🤖 AI Summary
Existing reward models struggle to capture character consistency and fine-grained stylistic preferences in subjective, open-domain tasks such as role-playing, leading to substantial misalignment with human judgments. To address this, we introduce RoleRMBench—the first systematic, role-playing–oriented benchmark for reward modeling—and propose RoleRM, a novel reward model grounded in Continuous Implicit Preference (CIP). RoleRM converts discrete, subjective human evaluations into continuous, multi-strategy-consistent pairwise supervision, integrating structured annotations across three dimensions: character consistency, narrative coherence, and stylistic fidelity. Experiments demonstrate that RoleRM achieves an average improvement of over 24% over leading open-source and proprietary reward models on RoleRMBench. Moreover, human–model preference alignment is significantly enhanced, markedly narrowing the gap between model outputs and human evaluations.
📝 Abstract
Reward modeling has become a cornerstone of aligning large language models (LLMs) with human preferences. Yet, when extended to subjective and open-ended domains such as role play, existing reward models exhibit severe degradation, struggling to capture nuanced and persona-grounded human judgments. To address this gap, we introduce RoleRMBench, the first systematic benchmark for reward modeling in role-playing dialogue, covering seven fine-grained capabilities from narrative management to role consistency and engagement. Evaluation on RoleRMBench reveals large and consistent gaps between general-purpose reward models and human judgment, particularly in narrative and stylistic dimensions.

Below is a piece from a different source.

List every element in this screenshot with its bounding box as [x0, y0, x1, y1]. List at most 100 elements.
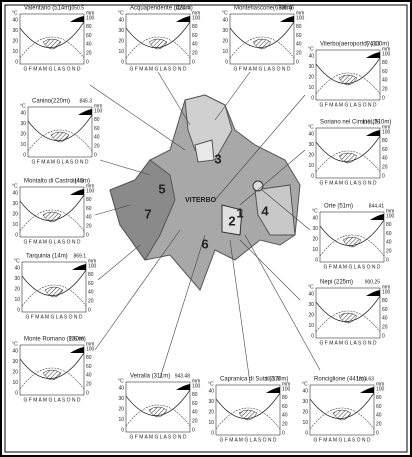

We further propose RoleRM, a reward model trained with Continuous Implicit Preferences (CIP), which reformulates subjective evaluation as continuous consistent pairwise supervision under multiple structuring strategies. Comprehensive experiments show that RoleRM surpasses strong open- and closed-source reward models by over 24% on average, demonstrating substantial gains in narrative coherence and stylistic fidelity. Our findings highlight the importance of continuous preference representation and annotation consistency, establishing a foundation for subjective alignment in human-centered dialogue systems.